Капает с крыши. Забилась у стекла проснувшаяся муха, ворона обломила сухую ветку, а с озера, тяжко проваливая снег, идет рыбак. В ведерке бьется рыбья мелюзга, вперемешку с ледяным крошевом.
Борис Аркадьевич
и уроки деревенской жизни
– Что? Что ты будешь делать в деревне? – кричала жена Бориса Аркадьевича, хлопая хилыми дверками ИКЕЙского гардероба, – ты видел деревню? ГДЕ ты ее видел? Ты всю жизнь провел в комфорте!
– Галочка, умоляю, – Борис Аркадьевич виновато смотрел на прямую спину супруги, – я решил. Это мой выбор!
Деревня встретила Бориса Аркадьевича ёлками, мигающими разноцветными гирляндами, белым дымком из труб и расписанием на магазине – когда привозят хлеб, а когда – газ.
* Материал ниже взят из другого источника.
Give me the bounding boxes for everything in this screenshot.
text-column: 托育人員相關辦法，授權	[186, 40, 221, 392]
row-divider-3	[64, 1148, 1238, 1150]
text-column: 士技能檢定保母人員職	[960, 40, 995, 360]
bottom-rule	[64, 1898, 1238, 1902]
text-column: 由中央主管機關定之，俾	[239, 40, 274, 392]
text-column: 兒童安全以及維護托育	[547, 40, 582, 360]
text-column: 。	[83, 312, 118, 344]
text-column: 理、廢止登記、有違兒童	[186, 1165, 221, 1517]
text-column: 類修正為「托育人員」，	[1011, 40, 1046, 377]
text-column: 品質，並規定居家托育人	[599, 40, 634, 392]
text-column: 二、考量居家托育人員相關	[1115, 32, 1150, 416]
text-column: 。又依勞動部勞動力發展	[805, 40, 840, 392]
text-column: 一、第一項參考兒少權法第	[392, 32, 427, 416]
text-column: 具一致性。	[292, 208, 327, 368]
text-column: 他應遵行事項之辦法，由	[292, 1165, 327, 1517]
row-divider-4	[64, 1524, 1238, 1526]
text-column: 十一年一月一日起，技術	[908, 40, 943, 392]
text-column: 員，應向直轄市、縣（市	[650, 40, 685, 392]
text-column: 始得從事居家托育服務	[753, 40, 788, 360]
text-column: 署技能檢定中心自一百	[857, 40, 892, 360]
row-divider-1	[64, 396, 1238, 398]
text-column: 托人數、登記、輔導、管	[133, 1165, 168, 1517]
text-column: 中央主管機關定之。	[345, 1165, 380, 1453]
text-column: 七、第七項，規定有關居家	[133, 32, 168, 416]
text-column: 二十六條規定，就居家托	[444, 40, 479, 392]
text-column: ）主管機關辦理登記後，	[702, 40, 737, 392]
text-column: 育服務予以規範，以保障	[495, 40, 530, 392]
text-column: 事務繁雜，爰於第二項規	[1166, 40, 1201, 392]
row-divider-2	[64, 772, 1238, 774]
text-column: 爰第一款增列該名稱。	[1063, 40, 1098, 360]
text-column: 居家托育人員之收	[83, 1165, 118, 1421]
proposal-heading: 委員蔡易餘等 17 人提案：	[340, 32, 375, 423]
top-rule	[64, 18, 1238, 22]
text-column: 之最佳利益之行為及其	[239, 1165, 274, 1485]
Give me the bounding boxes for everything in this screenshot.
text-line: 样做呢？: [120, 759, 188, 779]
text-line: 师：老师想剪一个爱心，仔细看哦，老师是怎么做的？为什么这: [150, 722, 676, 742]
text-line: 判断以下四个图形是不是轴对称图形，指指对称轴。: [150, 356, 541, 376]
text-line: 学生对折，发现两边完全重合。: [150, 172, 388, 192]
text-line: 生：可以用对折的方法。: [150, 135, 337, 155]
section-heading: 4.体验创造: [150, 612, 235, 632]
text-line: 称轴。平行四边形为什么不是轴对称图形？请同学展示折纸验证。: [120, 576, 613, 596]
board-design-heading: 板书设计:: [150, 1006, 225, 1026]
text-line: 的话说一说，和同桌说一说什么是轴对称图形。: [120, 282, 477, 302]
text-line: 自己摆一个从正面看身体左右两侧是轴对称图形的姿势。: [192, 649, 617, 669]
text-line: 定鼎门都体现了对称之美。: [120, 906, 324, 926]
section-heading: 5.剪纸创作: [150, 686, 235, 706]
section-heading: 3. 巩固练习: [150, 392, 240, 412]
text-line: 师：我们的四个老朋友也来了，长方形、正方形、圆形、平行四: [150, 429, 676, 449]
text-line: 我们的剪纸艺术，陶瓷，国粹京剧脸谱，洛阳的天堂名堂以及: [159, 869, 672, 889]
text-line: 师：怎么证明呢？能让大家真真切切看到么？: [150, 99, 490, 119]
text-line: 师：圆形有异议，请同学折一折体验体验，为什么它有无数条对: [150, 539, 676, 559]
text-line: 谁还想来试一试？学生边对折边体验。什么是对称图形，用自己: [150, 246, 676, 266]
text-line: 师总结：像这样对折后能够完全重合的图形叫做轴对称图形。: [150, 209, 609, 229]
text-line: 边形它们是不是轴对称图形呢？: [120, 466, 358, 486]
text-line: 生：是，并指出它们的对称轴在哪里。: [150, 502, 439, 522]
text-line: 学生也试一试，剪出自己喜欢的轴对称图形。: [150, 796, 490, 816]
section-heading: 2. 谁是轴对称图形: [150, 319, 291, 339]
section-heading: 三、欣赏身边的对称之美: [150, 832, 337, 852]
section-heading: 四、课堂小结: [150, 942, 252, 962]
Дни, по счастью, не совпадали. Избу – пятистенку уступил ему приятель на зиму, с просьбой кормить приходящую кошку Феньку, гонять мышей и «вообще следить». Борис Аркадьевич – теоретик, как и всякий российский интеллигент, живописал себе деревню в уме как нечто среднее между рассказами Распутина, которых не читал, и фильмом «Дело было в Пенькове», знакомым ему по детству. Прибыл Борис Аркадьевич аккурат под Новый год, потому был ошеломлен количеством иномарок на улицах деревни. Тракторов, лошадей и грузовиков не было вовсе. Деревенские не носили тулупов. Не ходили в валенках. Дедов не было совсем. Не скрипели журавли, доставая воду из колодцев, и не поднимался теплый пар над коровниками. Замеченные Борисом куры были одиноки и больше походили на вышитых крестиком по рушнику. Печь повергла доктора наук в ужас. Он долго изучал расположение таинственных заслонок и дверок, дважды чуть не угорел сам и трижды чуть не спалил избу. Купив обогревателей всех видов, рассовал их по комнатам и включил одновременно. Двое суток деревня жила без света. Доктор наук сидел в коконе из матраса и пил коньяк. На третий день в избу постучались. Пришел сосед.